Considering the lasciviousness I’d seen etched into his features, I had expected him to be at the point of explosion.

I was prepared for the savage teeth, mouth and tongue that I had become used to when we kissed with a desperate intensity.

But he moved slowly, with an intentional tenderness that took the breath from my lungs.

As he pushed into me, he kept kissing me like that, not lurching inside but easing himself in, delicious inch by inch.

The sensations were indescribable, my body still quivering with aftershocks, my insides tender from the fucking from last night.

Elliot’s slow entrance was a torture in itself. He didn’t use enough force to hurt me, nor did he provide sufficient friction to elongate my orgasm or send me hurtling into another.

Once he was all the way inside me, he looked upward, again observing me.

My entire body shook as if his attention was an earthquake, shattering me to the very foundation.
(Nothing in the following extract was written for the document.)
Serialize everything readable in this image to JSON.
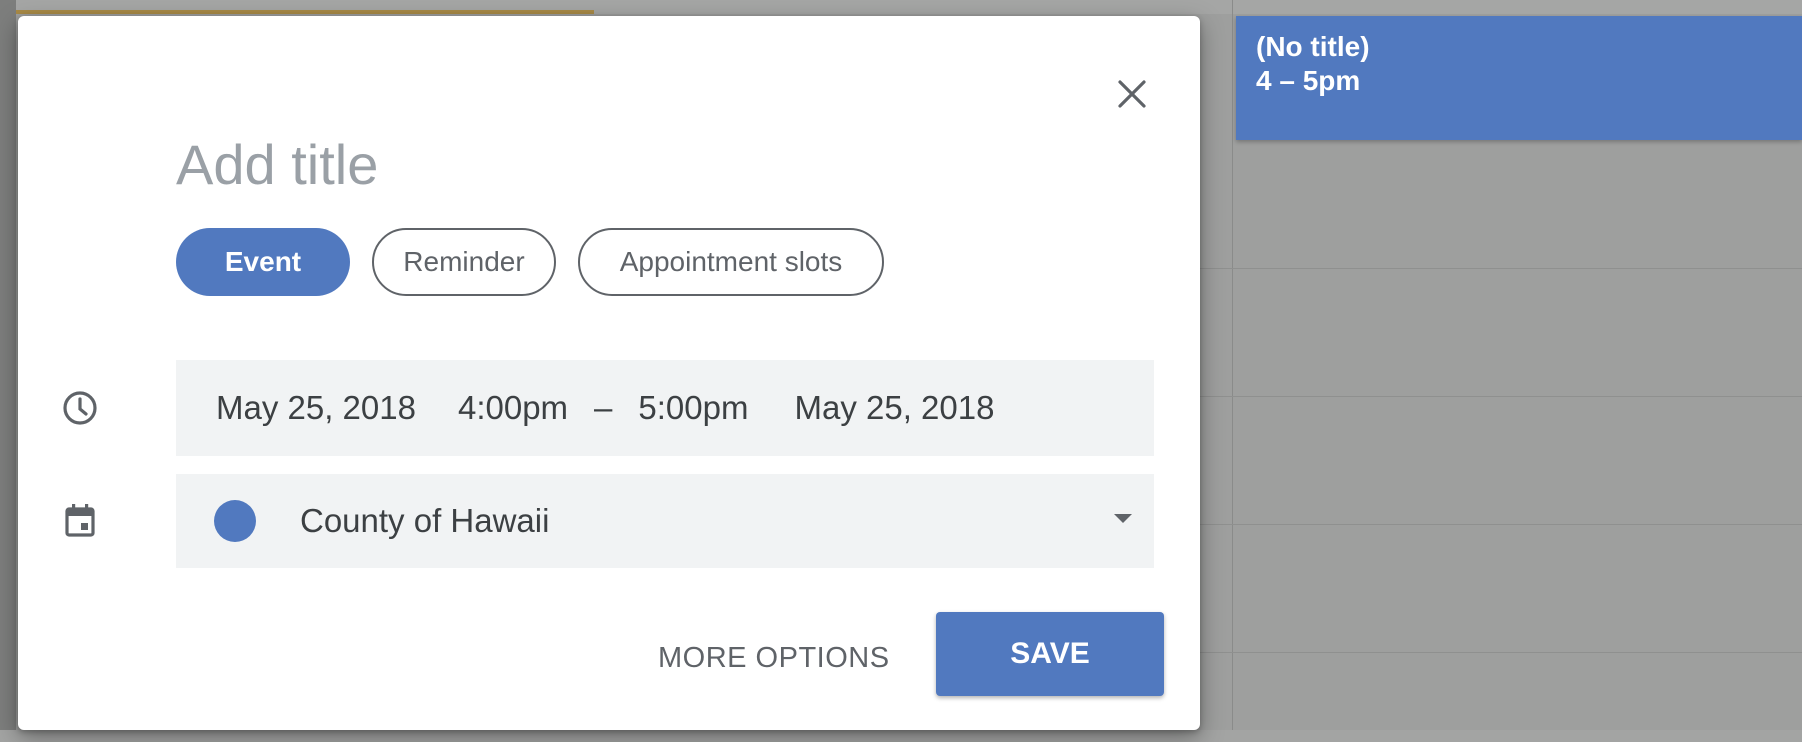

“Perfect,” he uttered. Then he thrust in and out. My body reveled in the sensation of fullness, of pleasure. “Fucking perfect,” he grunted again, moving slowly, torturing us both.

I wanted desperately to buck my hips, if only to speed up the process, to turn this into something familiar, that didn’t feel so pivotal.

Yet I stayed still, letting this happen to me because it was the most beautiful thing I’d experienced.

And it was the ruin of me.

When we were finished, I lay there, staring at the ceiling, my chest rising and falling rapidly, my mind nothing but the echoing boom of my heart pounding in my chest. My limbs were made of jelly, my insides mush. Elliot’s arms around me seemed to be the only thing holding me together.

I lay there much longer than I should’ve, letting him draw lazy circles around my navel. Warmth from the soft morning light filtered through the room, the feeling of contentment slithering through my pores to somewhere deep inside.

“That was…” My voice was raspy, as if I’d smoked a pack of cigarettes, which I felt like I could do right then—the sex was that good.